The only solution the airlines seem to offer, besides apologizing that this only happens a few times a year, would be to cancel more flights, which means the payment of cash penalties and refunds or free tickets.
Plus, the various passengers' bills of rights, which deal with such things as clean restrooms and food and water, get more and more strident and add more costs for the airlines to shoulder.
Profit growth is slowing. A year ago the domestic airlines' operating revenues per seat-mile flown (if you ride 500 miles from Washington to Atlanta, you represent 500 seat-miles) were growing at 9%, while expenses were growing at a rate of 3%. Expenses have stopped rising this year (perhaps because fuel has temporarily leveled off). But so have revenues from passengers, even though fares are up, on average, and planes are fuller. This suggests that more people are flying at discounts.

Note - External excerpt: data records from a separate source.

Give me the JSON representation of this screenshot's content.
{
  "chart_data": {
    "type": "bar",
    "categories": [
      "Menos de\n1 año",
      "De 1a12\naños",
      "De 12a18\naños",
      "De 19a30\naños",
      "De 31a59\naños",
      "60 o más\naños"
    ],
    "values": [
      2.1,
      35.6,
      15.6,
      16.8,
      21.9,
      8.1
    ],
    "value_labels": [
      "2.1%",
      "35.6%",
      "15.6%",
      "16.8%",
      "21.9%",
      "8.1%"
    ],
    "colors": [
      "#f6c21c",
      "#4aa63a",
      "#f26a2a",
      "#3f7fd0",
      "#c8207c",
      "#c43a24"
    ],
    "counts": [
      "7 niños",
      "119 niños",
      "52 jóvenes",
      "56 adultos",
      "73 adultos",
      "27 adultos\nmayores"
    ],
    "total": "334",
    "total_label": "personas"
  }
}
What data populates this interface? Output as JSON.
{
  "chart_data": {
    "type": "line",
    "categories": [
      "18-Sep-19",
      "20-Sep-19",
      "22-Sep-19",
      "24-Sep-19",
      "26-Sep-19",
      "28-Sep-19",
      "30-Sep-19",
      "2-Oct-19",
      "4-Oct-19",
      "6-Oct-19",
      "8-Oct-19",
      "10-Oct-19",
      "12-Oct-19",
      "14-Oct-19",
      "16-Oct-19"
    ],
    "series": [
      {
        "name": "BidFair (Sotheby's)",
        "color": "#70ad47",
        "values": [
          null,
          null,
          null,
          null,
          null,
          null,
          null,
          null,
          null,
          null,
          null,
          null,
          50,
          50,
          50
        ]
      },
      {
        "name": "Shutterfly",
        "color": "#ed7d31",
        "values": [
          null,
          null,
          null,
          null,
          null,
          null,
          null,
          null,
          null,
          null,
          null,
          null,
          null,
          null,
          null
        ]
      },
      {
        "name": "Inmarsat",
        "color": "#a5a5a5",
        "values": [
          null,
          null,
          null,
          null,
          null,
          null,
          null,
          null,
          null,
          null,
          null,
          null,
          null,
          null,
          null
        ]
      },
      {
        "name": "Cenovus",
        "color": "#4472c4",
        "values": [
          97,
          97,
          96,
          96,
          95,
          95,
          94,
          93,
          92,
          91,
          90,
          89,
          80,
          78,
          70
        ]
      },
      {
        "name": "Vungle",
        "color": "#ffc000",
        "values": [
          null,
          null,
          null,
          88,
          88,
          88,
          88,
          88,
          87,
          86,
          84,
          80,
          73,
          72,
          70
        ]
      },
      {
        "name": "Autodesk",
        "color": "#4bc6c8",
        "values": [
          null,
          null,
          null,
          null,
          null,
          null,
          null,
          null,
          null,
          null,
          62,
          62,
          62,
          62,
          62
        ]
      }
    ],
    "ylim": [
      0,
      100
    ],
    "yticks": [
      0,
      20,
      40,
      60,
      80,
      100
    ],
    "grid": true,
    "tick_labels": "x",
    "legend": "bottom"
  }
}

In fact, more and more of the new seats coming into the sky for international and foreign flights are at deep discounts or low fares. Ryanair, an Irish company that flies cheap routes to out-of-the-way airports all over Europe, is now the biggest publicly traded carrier by market value and says its net profit margin of 20% is the highest in the industry. (Its American depositary receipts trade on Nasdaq under the symbol RYAAY; they closed October 12 at $47.02, up nearly 2%.)
But even though Ryannair says it will double in size by 2012, it is already warning of soft traffic for the months ahead. The stock trades trading at 25 times earnings -- and that's after a steep drop in the price of the ADRs last winter.

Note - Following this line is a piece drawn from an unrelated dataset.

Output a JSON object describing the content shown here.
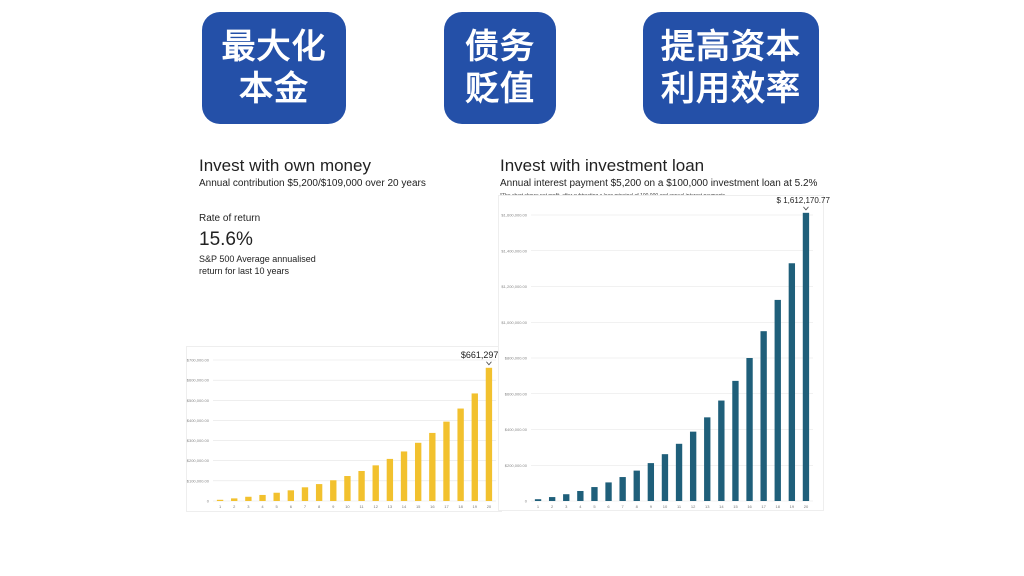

Fuel. Analysts at Lehman Brothers, like some others, make a case for a traders' rally in airline shares for 2008 -- if there are big drops in what the companies pay for fuel. (Ryanair's fuel costs are hedged for another 18 months, another reason why it's highly profitable). If the price of refined fuels falls, the airlines could see wider profit margins -- but that is a very big if.
Competition. The heavy demand for flying means that more airlines are starting up or expanding in the U.S. One example: Virgin America, which flies cross-country flights for $139 each way. More startups will put more pressure on the older, high-cost carriers and their share prices.
Bad history. Finally, there's the nasty history of investing in airlines. In a bad year, such as 2005, the industry lost $27 billion, including write-offs for bankruptcy charges at United, Delta and Northwest.
In a good year, such as 2007, the industry might make $4 billion. In recent memory, only one airline stock has ever taken on the characteristics of a long-term growth company, and that was Southwest Airlines (LUV), which expanded rapidly from a regional to a national airline in the 1980s and 1990s.
But over the past eight years, despite the strongest balance sheet in the business, no strikes and regular profits, the stock has gone nowhere. Southwest's successful fuel-hedging protected it for a while from inflation in oil prices, but that is no longer the case. Southwest is not so much a speculative stock but a grounded one. It closed at $14.67 October 12, essentially unchanged.
As for the rest of them, you're as likely to take off on schedule as see your shares get airborne.